Side A of Quick and Dirty includes six tracks the band recorded in the studio back in 1999, songs that probably would have been part of Tad’s next studio album. The B side has five live tracks recorded at Seattle’s infamous Crocodile Cafe, home to so many amazing shows back in the day, and includes some early songs like “Behemoth”, “Jinx”, and “Delinquent”. This is the perfect kind of thing to come out on RSD – a combo of previously unreleased studio and live songs, not just another repackaged super glossy colored vinyl limited edition sparkly unicorn $50 collector’s edition. This is Tad, kids. It’s supposed to be a bit dirty. It’s supposed to stick to your shoes.

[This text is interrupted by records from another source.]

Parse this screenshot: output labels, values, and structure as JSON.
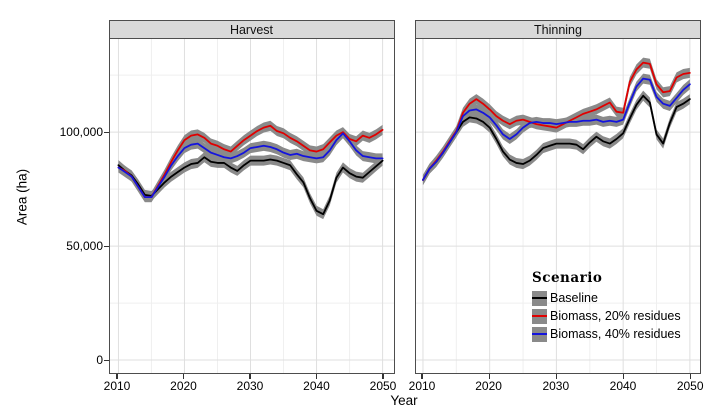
{
  "figure": {
    "panels": [
      {
        "title": "Harvest"
      },
      {
        "title": "Thinning"
      }
    ],
    "y_axis": {
      "title": "Area (ha)",
      "tick_labels": [
        "0",
        "50,000",
        "100,000"
      ]
    },
    "x_axis": {
      "title": "Year",
      "tick_labels": [
        "2010",
        "2020",
        "2030",
        "2040",
        "2050"
      ]
    },
    "legend": {
      "title": "Scenario",
      "entries": [
        {
          "label": "Baseline",
          "color": "#000000"
        },
        {
          "label": "Biomass, 20% residues",
          "color": "#e00000"
        },
        {
          "label": "Biomass, 40% residues",
          "color": "#1414dd"
        }
      ]
    },
    "colors": {
      "ribbon": "#8a8a8a",
      "strip_bg": "#d9d9d9",
      "panel_border": "#4d4d4d",
      "grid_major": "#dfdfdf",
      "grid_minor": "#efefef"
    }
  },
  "chart_data": [
    {
      "type": "line",
      "title": "Harvest",
      "xlabel": "Year",
      "ylabel": "Area (ha)",
      "ylim": [
        0,
        140000
      ],
      "yticks": [
        0,
        50000,
        100000
      ],
      "yticks_minor": [
        25000,
        75000,
        125000
      ],
      "xticks": [
        2010,
        2020,
        2030,
        2040,
        2050
      ],
      "xticks_minor": [
        2015,
        2025,
        2035,
        2045
      ],
      "grid": true,
      "ribbon_halfwidth": 2200,
      "x": [
        2010,
        2011,
        2012,
        2013,
        2014,
        2015,
        2016,
        2017,
        2018,
        2019,
        2020,
        2021,
        2022,
        2023,
        2024,
        2025,
        2026,
        2027,
        2028,
        2029,
        2030,
        2031,
        2032,
        2033,
        2034,
        2035,
        2036,
        2037,
        2038,
        2039,
        2040,
        2041,
        2042,
        2043,
        2044,
        2045,
        2046,
        2047,
        2048,
        2049,
        2050
      ],
      "series": [
        {
          "name": "Baseline",
          "color": "#000000",
          "values": [
            85500,
            83000,
            81000,
            77000,
            72500,
            72000,
            75000,
            78000,
            80500,
            82500,
            84500,
            86000,
            86500,
            89000,
            87000,
            86500,
            86500,
            84500,
            83000,
            85500,
            87500,
            87500,
            87500,
            88000,
            87500,
            86500,
            85500,
            81500,
            78000,
            71000,
            65500,
            64000,
            70000,
            80000,
            84500,
            82000,
            80500,
            80000,
            82500,
            85000,
            87500
          ]
        },
        {
          "name": "Biomass, 20% residues",
          "color": "#e00000",
          "values": [
            84500,
            83000,
            80500,
            76000,
            71500,
            71500,
            76500,
            81500,
            87000,
            92000,
            96500,
            98500,
            99000,
            97500,
            95000,
            94000,
            92500,
            91500,
            94000,
            96500,
            98500,
            100500,
            102000,
            102800,
            100500,
            99500,
            97500,
            96000,
            94000,
            92000,
            91500,
            92500,
            95500,
            98500,
            100000,
            97000,
            96000,
            98500,
            97500,
            99000,
            101000
          ]
        },
        {
          "name": "Biomass, 40% residues",
          "color": "#1414dd",
          "values": [
            84500,
            82500,
            80500,
            76000,
            71500,
            71500,
            76000,
            80500,
            85500,
            89500,
            93000,
            94500,
            95000,
            93000,
            91000,
            90000,
            89000,
            88500,
            89500,
            91000,
            93000,
            93500,
            94000,
            93500,
            92500,
            91000,
            90000,
            90500,
            89500,
            89000,
            88500,
            89000,
            92000,
            96500,
            99500,
            96000,
            92000,
            89500,
            89000,
            88500,
            88500
          ]
        }
      ]
    },
    {
      "type": "line",
      "title": "Thinning",
      "xlabel": "Year",
      "ylabel": "Area (ha)",
      "ylim": [
        0,
        140000
      ],
      "yticks": [
        0,
        50000,
        100000
      ],
      "yticks_minor": [
        25000,
        75000,
        125000
      ],
      "xticks": [
        2010,
        2020,
        2030,
        2040,
        2050
      ],
      "xticks_minor": [
        2015,
        2025,
        2035,
        2045
      ],
      "grid": true,
      "ribbon_halfwidth": 2200,
      "x": [
        2010,
        2011,
        2012,
        2013,
        2014,
        2015,
        2016,
        2017,
        2018,
        2019,
        2020,
        2021,
        2022,
        2023,
        2024,
        2025,
        2026,
        2027,
        2028,
        2029,
        2030,
        2031,
        2032,
        2033,
        2034,
        2035,
        2036,
        2037,
        2038,
        2039,
        2040,
        2041,
        2042,
        2043,
        2044,
        2045,
        2046,
        2047,
        2048,
        2049,
        2050
      ],
      "series": [
        {
          "name": "Baseline",
          "color": "#000000",
          "values": [
            79000,
            84000,
            87000,
            91000,
            95500,
            100000,
            104500,
            106500,
            106000,
            104500,
            102000,
            97000,
            91500,
            88000,
            86500,
            86000,
            87500,
            90000,
            93000,
            94000,
            95000,
            95000,
            95000,
            94500,
            92500,
            95500,
            98000,
            96000,
            95000,
            97000,
            99500,
            106000,
            112000,
            116000,
            113000,
            99000,
            95000,
            104000,
            111000,
            112500,
            114500
          ]
        },
        {
          "name": "Biomass, 20% residues",
          "color": "#e00000",
          "values": [
            79000,
            84000,
            87500,
            91500,
            96000,
            100500,
            108500,
            112500,
            114500,
            112500,
            110000,
            107000,
            105000,
            103500,
            105000,
            105500,
            104500,
            103500,
            103000,
            102500,
            102000,
            103500,
            105000,
            106500,
            108000,
            109000,
            110000,
            111500,
            113000,
            109000,
            108500,
            122000,
            127500,
            130500,
            130000,
            121000,
            117500,
            118000,
            124000,
            125500,
            126000
          ]
        },
        {
          "name": "Biomass, 40% residues",
          "color": "#1414dd",
          "values": [
            79000,
            84000,
            87000,
            91000,
            95500,
            100000,
            107000,
            109500,
            110000,
            108500,
            106500,
            103000,
            99000,
            97000,
            99000,
            102000,
            104000,
            104500,
            104000,
            104000,
            103500,
            104000,
            104500,
            104500,
            105000,
            105000,
            105500,
            104500,
            105000,
            104500,
            105500,
            113000,
            120000,
            123500,
            123000,
            115500,
            112500,
            111500,
            115000,
            118500,
            121000
          ]
        }
      ]
    }
  ]
}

And man, if the studio stuff is any indication we’d have been in store for a pretty killer full-length from Tad to close out the millennium. “Mummified Cop” pounds you like a hammer with it’s start-and-stop riffs, and the boys don’t easy up over the next five songs. “Corbomite Maneuver” is heavy as hell, but still finds room for some pretty stellar guitar soloing. But as much as I was excited for, and enjoyed, hearing some new songs, I was even more stoked for the live material. And it didn’t disappoint. The live stuff is heavy, and I do mean heavy, like a plodding giant crushing the village of your mind under it’s riff-like feet. This is Tad at their best – sludgy. When they rip into my all-time Tad favorite “Behemoth” it almost feels like you’re experiencing the assault described in the song (Leather straps / Crack in my head) as the torrents of sound drive into your brain.
Quick and Dirty was a great RSD 2018 treat. Let’s hope there’s more old-school early Seattle grunge hidden away in the vaults somewhere just waiting to be released.